UBC expands first-year, small-class experience to all BSc students

Transformative Learning | Strategy 12: Program Redesign
Theme: Collaboration
Students having a discussion in a SCIE 113 classroom

A renewed and expanded first-year seminar will give all incoming UBC Science students a crucial small class experience—one that will challenge them to think critically about what it means to be part of the scientific community.

“SCIE 113 is unlike any other first-year experience available at UBC,” says course director Dr. Marcia Graves, associate professor of teaching with UBC Microbiology and Immunology. “With 25 to 27 students per class, it’s one of UBC’s only first-year options that gives students the opportunity to engage closely with their peers and interact with instructors regularly. It’s a great way to transition to UBC, and to explore the teamwork which so often leads to advances in science.”

With the expansion, the SCIE 113 First-Year Seminar in Science is required for all incoming BSc students at UBC Vancouver, and fulfills three of their six required communications credits for their degree.

Launched in 2010, the SCIE 113 First-Year Seminar in Science has always offered a small class experience with a heavy emphasis on communication skills, scientific literacy, and in-class interaction. Expanding the course from the typical 16 sections serving 400 students to roughly 100 sections—a massive undertaking—gave Dr. Graves and her teaching colleagues an opportunity to evaluate a range of new approaches. 

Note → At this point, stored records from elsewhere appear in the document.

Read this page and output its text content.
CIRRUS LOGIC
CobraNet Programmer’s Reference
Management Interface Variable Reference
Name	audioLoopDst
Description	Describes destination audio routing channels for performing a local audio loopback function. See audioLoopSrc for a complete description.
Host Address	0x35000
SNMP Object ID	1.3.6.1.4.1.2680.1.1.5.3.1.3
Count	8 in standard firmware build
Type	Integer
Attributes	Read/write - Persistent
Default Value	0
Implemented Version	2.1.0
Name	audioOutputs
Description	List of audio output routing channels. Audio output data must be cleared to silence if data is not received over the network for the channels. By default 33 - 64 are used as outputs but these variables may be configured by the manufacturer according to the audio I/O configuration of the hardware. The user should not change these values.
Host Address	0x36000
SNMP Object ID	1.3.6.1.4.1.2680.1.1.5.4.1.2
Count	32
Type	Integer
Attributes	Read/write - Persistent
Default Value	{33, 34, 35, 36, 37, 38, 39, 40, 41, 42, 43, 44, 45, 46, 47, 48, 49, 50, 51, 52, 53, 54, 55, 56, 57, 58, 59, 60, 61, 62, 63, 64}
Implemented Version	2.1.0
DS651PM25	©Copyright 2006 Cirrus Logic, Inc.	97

Those include increasing the degree of blended, online learning components in the class to support students in building skills crucial to academic success. Also, students will explore diverse ways of understanding and doing science by weaving Indigenous Ways of Knowing throughout the course. 

“We’ll ask students to consider what it means to be a science scholar, and to ask themselves what values they’ll bring to the scientific community at UBC and beyond,” says Dr. Graves. “Students will learn how to dig in to scientific literature, be critical of it, analyze it, argue with it. We aim to help them develop healthy skepticism when evaluating evidence that supports a claim.”